Daniel explains the fourth kingdom (Rome), which will crush the kingdoms before it. It will be a mighty and fierce kingdom that is prone to shatter into pieces.
After the Greek Empire (the thighs of bronze), there will be a fourth kingdom as strong as iron, Daniel explains to Nebuchadnezzar. This kingdom is associated with iron because iron crushes and shatters all things, so, like iron that breaks in pieces, it will crush and break all these kingdoms before it in pieces.
This fourth empire is undoubtedly Rome. The Romans were brutal and powerful in ways unlike the empires before. They would obliterate entire kingdoms to make a point of their power. The kingdoms of Babylon, Medo-Persia, and Greece tended to subjugate other kingdoms to gain tax revenue. Rome did this as well, but also sometimes committed genocide and cultural destruction merely to establish its dominance. For example, the Romans razed the city of Carthage to the ground in 146 B.C., slaughtering over half the people there and selling the rest (50,000 survivors) into slavery. Carthage was a prosperous city that could have enriched Rome. But it had sufficiently offended Rome’s prestige to the point that Rome decided to eradicate it.
Daniel’s vision in chapter 7 also shows a depiction of Rome as a beast with iron horns that crushes everything in its path: “…behold, a fourth beast, dreadful and terrifying and extremely strong; and it had large iron teeth. It devoured and crushed and trampled down the remainder with its feet; and it was different from all the beasts that were before it…” (Daniel 7:7). Again, iron is used to represent the strength and brutality of Roman rule.
Rome battled with Greece for many years, but after the Battle of Corinth (146 B.C.) the Greek peninsula belonged to Rome. The Romans put its conquered people under Roman rule, setting up governors and military presence in their new lands. Some of the conquered people were assimilated into becoming Roman citizens, and young men were conscripted into the Roman infantry. This is represented by the feet and toes of the statue that were a mix of clay and iron. The iron represents Rome’s unparalleled toughness and strength. The empire was a vast mixture of different languages, people groups, and encompassed much of the known world at its peak in 117 A.D. However, because of this mixture (represented by the clay and iron in the statue’s feet and toes) the kingdom became brittle and weak, even as iron does not combine with pottery.

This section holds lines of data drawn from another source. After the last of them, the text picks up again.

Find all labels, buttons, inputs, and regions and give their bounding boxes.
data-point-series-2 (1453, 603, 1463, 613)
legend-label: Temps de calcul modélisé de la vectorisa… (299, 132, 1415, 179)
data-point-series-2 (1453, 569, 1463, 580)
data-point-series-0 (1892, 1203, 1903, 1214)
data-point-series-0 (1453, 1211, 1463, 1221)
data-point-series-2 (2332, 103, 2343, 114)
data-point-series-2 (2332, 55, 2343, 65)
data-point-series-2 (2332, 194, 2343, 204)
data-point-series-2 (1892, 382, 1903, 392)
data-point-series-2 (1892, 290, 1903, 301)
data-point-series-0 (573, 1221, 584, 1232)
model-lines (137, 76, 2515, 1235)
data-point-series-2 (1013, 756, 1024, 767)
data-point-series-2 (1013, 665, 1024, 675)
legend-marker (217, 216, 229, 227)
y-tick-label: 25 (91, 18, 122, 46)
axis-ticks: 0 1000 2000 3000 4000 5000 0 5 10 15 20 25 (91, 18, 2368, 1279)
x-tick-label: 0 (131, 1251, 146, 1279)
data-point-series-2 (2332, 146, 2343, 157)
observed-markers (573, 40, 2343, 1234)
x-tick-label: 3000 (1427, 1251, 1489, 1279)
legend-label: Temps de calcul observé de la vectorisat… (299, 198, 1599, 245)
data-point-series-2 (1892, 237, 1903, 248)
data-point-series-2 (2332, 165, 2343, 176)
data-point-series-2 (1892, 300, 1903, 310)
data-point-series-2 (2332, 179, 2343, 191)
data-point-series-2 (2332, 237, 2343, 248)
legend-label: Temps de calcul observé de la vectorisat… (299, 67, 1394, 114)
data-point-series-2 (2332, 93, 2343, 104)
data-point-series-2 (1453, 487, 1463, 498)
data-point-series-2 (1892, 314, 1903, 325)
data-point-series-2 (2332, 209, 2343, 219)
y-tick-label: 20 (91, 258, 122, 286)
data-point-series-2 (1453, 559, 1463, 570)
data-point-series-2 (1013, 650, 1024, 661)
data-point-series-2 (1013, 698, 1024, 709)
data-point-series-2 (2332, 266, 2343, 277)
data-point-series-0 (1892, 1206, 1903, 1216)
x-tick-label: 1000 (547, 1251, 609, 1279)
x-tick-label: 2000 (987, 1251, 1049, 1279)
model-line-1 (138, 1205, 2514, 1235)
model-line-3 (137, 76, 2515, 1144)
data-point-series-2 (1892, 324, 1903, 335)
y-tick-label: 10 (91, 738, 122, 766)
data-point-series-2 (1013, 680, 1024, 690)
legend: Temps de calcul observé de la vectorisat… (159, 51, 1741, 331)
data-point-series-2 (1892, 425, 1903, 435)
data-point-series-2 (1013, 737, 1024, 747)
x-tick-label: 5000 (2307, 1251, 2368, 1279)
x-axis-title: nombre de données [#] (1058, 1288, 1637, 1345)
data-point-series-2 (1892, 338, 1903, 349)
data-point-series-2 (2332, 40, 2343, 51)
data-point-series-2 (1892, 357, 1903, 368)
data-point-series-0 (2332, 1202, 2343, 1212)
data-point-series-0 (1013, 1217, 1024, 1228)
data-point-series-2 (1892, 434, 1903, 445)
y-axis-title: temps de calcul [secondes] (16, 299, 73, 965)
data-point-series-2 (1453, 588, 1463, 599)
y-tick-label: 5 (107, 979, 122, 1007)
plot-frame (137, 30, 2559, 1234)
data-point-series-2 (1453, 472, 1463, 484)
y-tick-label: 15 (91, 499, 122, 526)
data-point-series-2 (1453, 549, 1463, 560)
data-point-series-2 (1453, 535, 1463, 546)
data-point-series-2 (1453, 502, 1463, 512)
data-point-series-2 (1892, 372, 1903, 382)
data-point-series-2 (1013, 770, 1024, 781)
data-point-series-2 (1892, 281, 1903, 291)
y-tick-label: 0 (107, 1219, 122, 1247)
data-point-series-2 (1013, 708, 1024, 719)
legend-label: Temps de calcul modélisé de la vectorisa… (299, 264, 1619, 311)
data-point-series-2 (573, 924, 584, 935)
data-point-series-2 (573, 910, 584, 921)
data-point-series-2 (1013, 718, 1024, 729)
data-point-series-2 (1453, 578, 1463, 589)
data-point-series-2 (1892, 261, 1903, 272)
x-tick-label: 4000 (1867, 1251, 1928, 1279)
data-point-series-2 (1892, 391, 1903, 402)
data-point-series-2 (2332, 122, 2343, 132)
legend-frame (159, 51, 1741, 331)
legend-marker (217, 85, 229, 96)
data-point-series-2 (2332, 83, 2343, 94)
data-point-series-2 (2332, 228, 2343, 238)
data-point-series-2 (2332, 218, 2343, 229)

The Roman empire was not defeated, it simply crumbled into pieces. In an attempt to reconstitute the Roman Empire in a Christian context, Charlemagne was crowned emperor of what was deemed the Holy Roman Empire in 800 AD. From 800 AD to 1806 AD, this “Holy” empire tried to endure with the spiritual authority of Christianity. First it divided into east and west, represented by the two legs of the statue. Then it broke into various kingdoms. Hearkening back to the glory of Rome, the Germans called their king the “Kaiser” and the Russians called their king the “Czar,” both transliterations of the word “Caesar.” The German monarchy fell in World War I (1919), and the Russian monarchy fell in the Bolshevik revolution of 1917.
The Holy Roman Empire expanded and shrunk for over its roughly thousand years. Western Europe, England, and The United States are descendants of Rome. Many of the current countries of Europe were formed between the last half of the 19th century, after the end of the Holy Roman Empire, and the Versailles treaty that ended World War I.
40 Then there will be a fourth kingdom as strong as iron; inasmuch as iron crushes and shatters all things, so, like iron that breaks in pieces, it will crush and break all these in pieces. 41 In that you saw the feet and toes, partly of potter’s clay and partly of iron, it will be a divided kingdom; but it will have in it the toughness of iron, inasmuch as you saw the iron mixed with common clay. 42 As the toes of the feet were partly of iron and partly of pottery, so some of the kingdom will be strong and part of it will be brittle. 43 And in that you saw the iron mixed with common clay, they will combine with one another in the seed of men; but they will not adhere to one another, even as iron does not combine with pottery.